Valeria Palumbo

Incontriamo oggi la scrittrice e giornalista Valeria Palumbo. Attualmente caporedattore de L’Europeo, collabora con vari giornali e insegna al Master di giornalismo della Statale di Milano. L’ultimo libro pubblicato è Svestite da uomo (Bur, 2007).

Il libro (di un altro) che avresti voluto scrivere e il libro (tuo) che NON avresti voluto scrivere.

Di libri che avrei voluto scrivere – ahimé – ce ne sono un’infinità:
“L’anno della morte di Ricardo Reis” di José Saramago (tutti i suoi libri sono stupendi, a cominciare dal Memoriale del convento), “Domani nella battaglia pensa a me” di Javier Marias, “L’amore al tempo del colera” di Gabriel García Marquéz e “L’opera al nero” di Marguerite Yourcenar.

Il mio che non avrei scritto è “Lo sguardo di Matidia”: perché è quello che amo di più, ma l’ho fatto quando non ero ancora all’altezza di trattare con accuratezza il tema ed è pieno di ingenuità e ripetizioni. Lo riscriverò senz’altro.

Ti ritieni una scrittrice di genere o toutcourt, perché?

Non mi reputo una scrittrice. Per me gli scrittori scrivono narrativa. E per quanto sia Lo sguardo di Matidia, sia, soprattutto, Le donne di Alessandro Magno non siano veri e propri saggi, tutte le informazioni che contengono sono storiche (o almeno io al momento le giudicavo tali): non c’è nulla di inventato. Quindi non posso rispondere alla domanda. Sono una giornalista che scrive saggi di divulgazione storica.

Un sempreverde da tenere sul comodino, una canzone da ascoltare sempre, un film da riguardare.

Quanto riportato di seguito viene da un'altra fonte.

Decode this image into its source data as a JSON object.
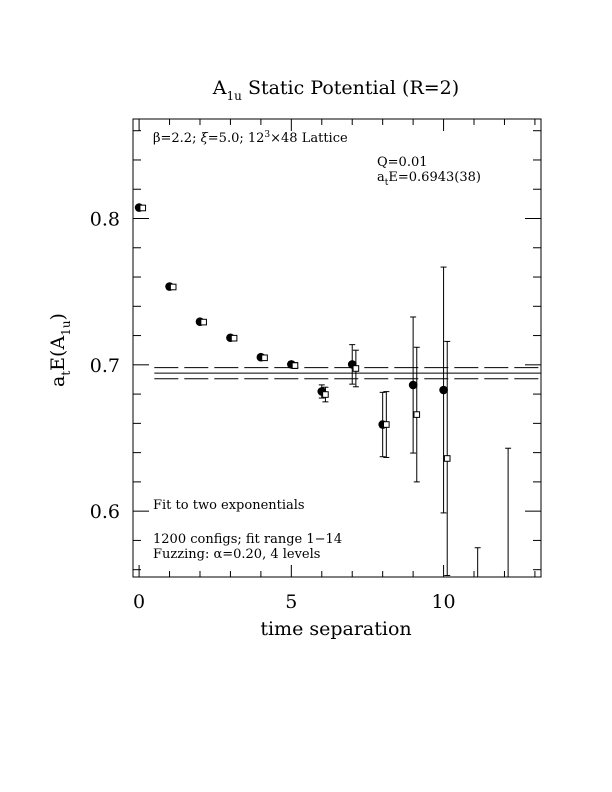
{
  "chart_data": {
    "type": "scatter",
    "title": "A",
    "title_sub": "1u",
    "title_rest": " Static Potential (R=2)",
    "xlabel": "time separation",
    "ylabel_main": "a",
    "ylabel_sub_t": "t",
    "ylabel_mid": "E(A",
    "ylabel_sub_1u": "1u",
    "ylabel_end": ")",
    "xlim": [
      -0.2,
      13.2
    ],
    "ylim": [
      0.555,
      0.868
    ],
    "x_ticks": [
      0,
      5,
      10
    ],
    "x_tick_labels": [
      "0",
      "5",
      "10"
    ],
    "y_ticks": [
      0.6,
      0.7,
      0.8
    ],
    "y_tick_labels": [
      "0.6",
      "0.7",
      "0.8"
    ],
    "grid": false,
    "annotations": {
      "lattice_beta": "β=2.2; ",
      "lattice_xi": "ξ",
      "lattice_rest": "=5.0; 12",
      "lattice_sup": "3",
      "lattice_end": "×48 Lattice",
      "fit_q": "Q=0.01",
      "fit_a": "a",
      "fit_t": "t",
      "fit_e": "E=0.6943(38)",
      "fit_method": "Fit to two exponentials",
      "configs": "1200 configs; fit range 1−14",
      "fuzzing": "Fuzzing: α=0.20, 4 levels"
    },
    "fit": {
      "central": 0.6943,
      "upper": 0.6981,
      "lower": 0.6905,
      "x_start": 0.5,
      "x_end": 13.2
    },
    "series": [
      {
        "marker": "filled-circle",
        "x": [
          0,
          1,
          2,
          3,
          4,
          5,
          6,
          7,
          8,
          9,
          10
        ],
        "y": [
          0.8075,
          0.7535,
          0.7295,
          0.7185,
          0.7052,
          0.7003,
          0.6818,
          0.7003,
          0.6592,
          0.6862,
          0.6828
        ],
        "err": [
          0.0005,
          0.0008,
          0.001,
          0.0012,
          0.0015,
          0.002,
          0.0045,
          0.0135,
          0.022,
          0.0465,
          0.084
        ]
      },
      {
        "marker": "open-square",
        "x": [
          0,
          1,
          2,
          3,
          4,
          5,
          6,
          7,
          8,
          9,
          10,
          11,
          12
        ],
        "y": [
          0.8072,
          0.7532,
          0.7292,
          0.7182,
          0.7048,
          0.6995,
          0.6797,
          0.6975,
          0.6592,
          0.666,
          0.636,
          0.545,
          0.545
        ],
        "err": [
          0.0005,
          0.0008,
          0.001,
          0.0012,
          0.0015,
          0.002,
          0.005,
          0.0125,
          0.0225,
          0.046,
          0.08,
          0.03,
          0.098
        ]
      }
    ]
  }
}
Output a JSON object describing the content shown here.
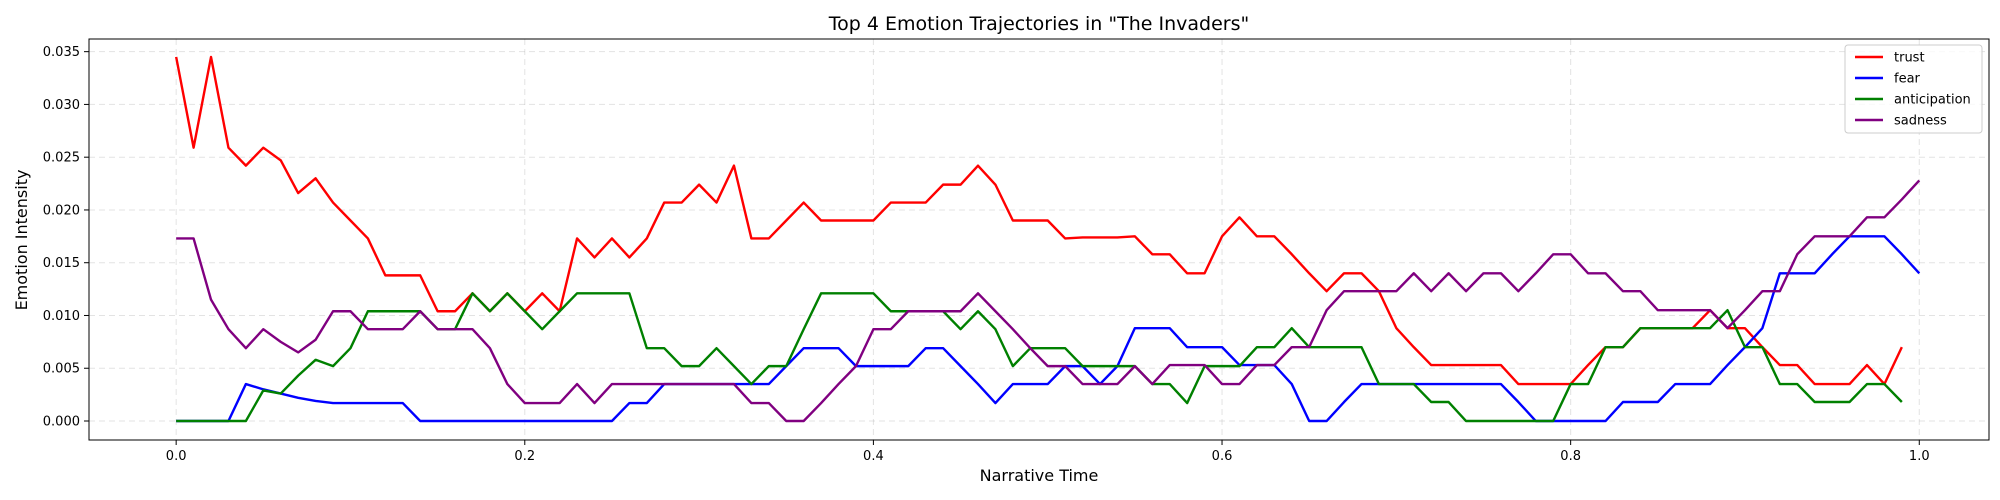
{
  "chart_data": {
    "type": "line",
    "title": "Top 4 Emotion Trajectories in \"The Invaders\"",
    "xlabel": "Narrative Time",
    "ylabel": "Emotion Intensity",
    "xlim": [
      -0.05,
      1.04
    ],
    "ylim": [
      -0.0018,
      0.0362
    ],
    "xticks": [
      0.0,
      0.2,
      0.4,
      0.6,
      0.8,
      1.0
    ],
    "xtick_labels": [
      "0.0",
      "0.2",
      "0.4",
      "0.6",
      "0.8",
      "1.0"
    ],
    "yticks": [
      0.0,
      0.005,
      0.01,
      0.015,
      0.02,
      0.025,
      0.03,
      0.035
    ],
    "ytick_labels": [
      "0.000",
      "0.005",
      "0.010",
      "0.015",
      "0.020",
      "0.025",
      "0.030",
      "0.035"
    ],
    "grid": true,
    "legend_position": "top-right",
    "x_start": 0.0,
    "x_step": 0.01,
    "series": [
      {
        "name": "trust",
        "color": "#ff0000",
        "values": [
          0.0345,
          0.0259,
          0.0345,
          0.0259,
          0.0242,
          0.0259,
          0.0247,
          0.0216,
          0.023,
          0.0207,
          0.019,
          0.0173,
          0.0138,
          0.0138,
          0.0138,
          0.0104,
          0.0104,
          0.0121,
          0.0104,
          0.0121,
          0.0104,
          0.0121,
          0.0104,
          0.0173,
          0.0155,
          0.0173,
          0.0155,
          0.0173,
          0.0207,
          0.0207,
          0.0224,
          0.0207,
          0.0242,
          0.0173,
          0.0173,
          0.019,
          0.0207,
          0.019,
          0.019,
          0.019,
          0.019,
          0.0207,
          0.0207,
          0.0207,
          0.0224,
          0.0224,
          0.0242,
          0.0224,
          0.019,
          0.019,
          0.019,
          0.0173,
          0.0174,
          0.0174,
          0.0174,
          0.0175,
          0.0158,
          0.0158,
          0.014,
          0.014,
          0.0175,
          0.0193,
          0.0175,
          0.0175,
          0.0158,
          0.014,
          0.0123,
          0.014,
          0.014,
          0.0123,
          0.0088,
          0.007,
          0.0053,
          0.0053,
          0.0053,
          0.0053,
          0.0053,
          0.0035,
          0.0035,
          0.0035,
          0.0035,
          0.0053,
          0.007,
          0.007,
          0.0088,
          0.0088,
          0.0088,
          0.0088,
          0.0105,
          0.0088,
          0.0088,
          0.007,
          0.0053,
          0.0053,
          0.0035,
          0.0035,
          0.0035,
          0.0053,
          0.0035,
          0.007
        ]
      },
      {
        "name": "fear",
        "color": "#0000ff",
        "values": [
          0.0,
          0.0,
          0.0,
          0.0,
          0.0035,
          0.003,
          0.0026,
          0.0022,
          0.0019,
          0.0017,
          0.0017,
          0.0017,
          0.0017,
          0.0017,
          0.0,
          0.0,
          0.0,
          0.0,
          0.0,
          0.0,
          0.0,
          0.0,
          0.0,
          0.0,
          0.0,
          0.0,
          0.0017,
          0.0017,
          0.0035,
          0.0035,
          0.0035,
          0.0035,
          0.0035,
          0.0035,
          0.0035,
          0.0052,
          0.0069,
          0.0069,
          0.0069,
          0.0052,
          0.0052,
          0.0052,
          0.0052,
          0.0069,
          0.0069,
          0.0052,
          0.0035,
          0.0017,
          0.0035,
          0.0035,
          0.0035,
          0.0052,
          0.0052,
          0.0035,
          0.0052,
          0.0088,
          0.0088,
          0.0088,
          0.007,
          0.007,
          0.007,
          0.0053,
          0.0053,
          0.0053,
          0.0035,
          0.0,
          0.0,
          0.0018,
          0.0035,
          0.0035,
          0.0035,
          0.0035,
          0.0035,
          0.0035,
          0.0035,
          0.0035,
          0.0035,
          0.0018,
          0.0,
          0.0,
          0.0,
          0.0,
          0.0,
          0.0018,
          0.0018,
          0.0018,
          0.0035,
          0.0035,
          0.0035,
          0.0053,
          0.007,
          0.0088,
          0.014,
          0.014,
          0.014,
          0.0158,
          0.0175,
          0.0175,
          0.0175,
          0.0158,
          0.014
        ]
      },
      {
        "name": "anticipation",
        "color": "#008000",
        "values": [
          0.0,
          0.0,
          0.0,
          0.0,
          0.0,
          0.0029,
          0.0026,
          0.0043,
          0.0058,
          0.0052,
          0.0069,
          0.0104,
          0.0104,
          0.0104,
          0.0104,
          0.0087,
          0.0087,
          0.0121,
          0.0104,
          0.0121,
          0.0104,
          0.0087,
          0.0104,
          0.0121,
          0.0121,
          0.0121,
          0.0121,
          0.0069,
          0.0069,
          0.0052,
          0.0052,
          0.0069,
          0.0052,
          0.0035,
          0.0052,
          0.0052,
          0.0087,
          0.0121,
          0.0121,
          0.0121,
          0.0121,
          0.0104,
          0.0104,
          0.0104,
          0.0104,
          0.0087,
          0.0104,
          0.0087,
          0.0052,
          0.0069,
          0.0069,
          0.0069,
          0.0052,
          0.0052,
          0.0052,
          0.0052,
          0.0035,
          0.0035,
          0.0017,
          0.0052,
          0.0052,
          0.0052,
          0.007,
          0.007,
          0.0088,
          0.007,
          0.007,
          0.007,
          0.007,
          0.0035,
          0.0035,
          0.0035,
          0.0018,
          0.0018,
          0.0,
          0.0,
          0.0,
          0.0,
          0.0,
          0.0,
          0.0035,
          0.0035,
          0.007,
          0.007,
          0.0088,
          0.0088,
          0.0088,
          0.0088,
          0.0088,
          0.0105,
          0.007,
          0.007,
          0.0035,
          0.0035,
          0.0018,
          0.0018,
          0.0018,
          0.0035,
          0.0035,
          0.0018
        ]
      },
      {
        "name": "sadness",
        "color": "#800080",
        "values": [
          0.0173,
          0.0173,
          0.0115,
          0.0087,
          0.0069,
          0.0087,
          0.0075,
          0.0065,
          0.0077,
          0.0104,
          0.0104,
          0.0087,
          0.0087,
          0.0087,
          0.0104,
          0.0087,
          0.0087,
          0.0087,
          0.0069,
          0.0035,
          0.0017,
          0.0017,
          0.0017,
          0.0035,
          0.0017,
          0.0035,
          0.0035,
          0.0035,
          0.0035,
          0.0035,
          0.0035,
          0.0035,
          0.0035,
          0.0017,
          0.0017,
          0.0,
          0.0,
          0.0017,
          0.0035,
          0.0052,
          0.0087,
          0.0087,
          0.0104,
          0.0104,
          0.0104,
          0.0104,
          0.0121,
          0.0104,
          0.0087,
          0.0069,
          0.0052,
          0.0052,
          0.0035,
          0.0035,
          0.0035,
          0.0052,
          0.0035,
          0.0053,
          0.0053,
          0.0053,
          0.0035,
          0.0035,
          0.0053,
          0.0053,
          0.007,
          0.007,
          0.0105,
          0.0123,
          0.0123,
          0.0123,
          0.0123,
          0.014,
          0.0123,
          0.014,
          0.0123,
          0.014,
          0.014,
          0.0123,
          0.014,
          0.0158,
          0.0158,
          0.014,
          0.014,
          0.0123,
          0.0123,
          0.0105,
          0.0105,
          0.0105,
          0.0105,
          0.0088,
          0.0105,
          0.0123,
          0.0123,
          0.0158,
          0.0175,
          0.0175,
          0.0175,
          0.0193,
          0.0193,
          0.021,
          0.0228
        ]
      }
    ]
  }
}
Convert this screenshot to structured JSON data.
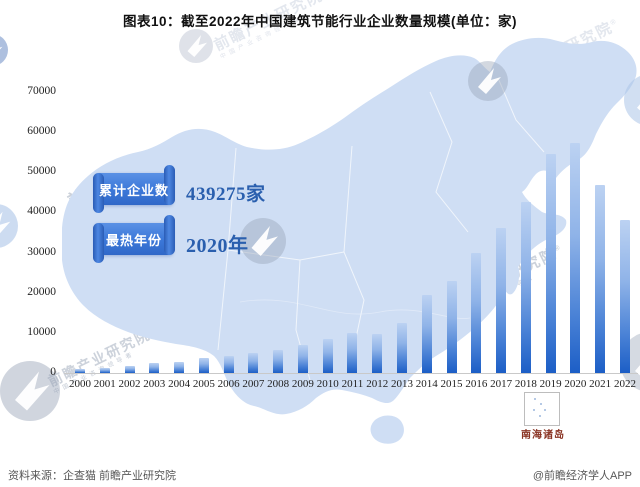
{
  "title": "图表10：截至2022年中国建筑节能行业企业数量规模(单位：家)",
  "callouts": {
    "cumulative_label": "累计企业数",
    "cumulative_value": "439275家",
    "hottest_label": "最热年份",
    "hottest_value": "2020年"
  },
  "map": {
    "inset_label": "南海诸岛"
  },
  "watermark": {
    "text": "前瞻产业研究院",
    "reg": "®",
    "subtext": "中国产业咨询领导者"
  },
  "footer": {
    "source": "资料来源：企查猫 前瞻产业研究院",
    "credit": "@前瞻经济学人APP"
  },
  "colors": {
    "bar_top": "#bcd2f2",
    "bar_bottom": "#1c5ec6",
    "ribbon_blue": "#3b77d8",
    "value_text": "#2a5fae",
    "map_fill": "#cfdef4",
    "inset_label": "#8a3424"
  },
  "chart_data": {
    "type": "bar",
    "title": "截至2022年中国建筑节能行业企业数量规模(单位：家)",
    "categories": [
      "2000",
      "2001",
      "2002",
      "2003",
      "2004",
      "2005",
      "2006",
      "2007",
      "2008",
      "2009",
      "2010",
      "2011",
      "2012",
      "2013",
      "2014",
      "2015",
      "2016",
      "2017",
      "2018",
      "2019",
      "2020",
      "2021",
      "2022"
    ],
    "values": [
      1000,
      1300,
      1700,
      2600,
      2900,
      3700,
      4300,
      5000,
      5800,
      7000,
      8450,
      10100,
      9800,
      12600,
      19500,
      23000,
      30000,
      36200,
      42700,
      54400,
      57300,
      46900,
      38100
    ],
    "xlabel": "",
    "ylabel": "",
    "ylim": [
      0,
      70000
    ],
    "yticks": [
      0,
      10000,
      20000,
      30000,
      40000,
      50000,
      60000,
      70000
    ],
    "grid": false,
    "legend": false,
    "annotations": [
      {
        "label": "累计企业数",
        "value": "439275家"
      },
      {
        "label": "最热年份",
        "value": "2020年"
      }
    ]
  }
}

Sul comodino… tengo fisso un manuale di yoga, lo confesso, insieme ai due libri che in genere sto leggendo. Ma se dovessi pensare a un romanzo da tenere sempre lì è “La morte” di Ivan Il’ic di Tolstoj. La canzone non so, forse “La donna cannone” di De Gregori… di sicuro l’ “Aria sulla quarta corda” di Johann Sebastian Bach. Il film pensavo fosse Oci ciornie di Mikhalkov, ma confesso di averlo rivisto di recente e mi ha colpito meno. Oggi, forse, ti direi “A torto o a ragione” di István Szabó, che rivedo sempre con lo stesso piacere.

Si può vivere di sola scrittura oggi?

Certo che si può vivere di scrittura.. come giornalista vivo di scrittura, no?! Scherzo. In ogni caso qualche scrittore da oltre centomila copie esiste: superata una certa soglia (secondo me in Italia ne bastano circa 50mila) e con un po’ di abilità mediatica, si cominciano a ricevere incarichi, inviti, etc. etc. che permettono di vivere anche nei periodi di calo creativo.

Favorevole o contraria alle scuole di scrittura creativa? Perchè?

Favorevole. Il talento ovviamente non si insegna (che frase banale!) ma le tecniche di scrittura sì. Proprio come per i giornalisti. Uno crede di nascere “cronista” e invece se non ti insegnano dove guardare per “trovare” una storia, giri a vuoto. A lungo, almeno. E poi la scrivi malissimo e la titoli peggio. I trucchi del mestiere permettono sia di arrivare a un livello decente, se non si è proprio negati, sia di evitare gli errori, spaventosi, degli scrittori italiani: descrizioni lunghissime, abuso della prima persona, troppi sentimenti e pochi fatti, sequenze lente e inconcludenti, finali mosci, inizi ancor più mosci, inutili compiacimenti, narcisismi, aggettivi in eccesso e perfino avverbi oltremisura, etc.
Certo, l’eccesso di scuole mi fa temere il peggio: non mi risulta che esistano tanti scrittori bravi, in Italia, da coprire tutti i corsi. Però è vero che, proprio come accade ai giornalisti, si può essere pessimi scrittori e ottimi censori.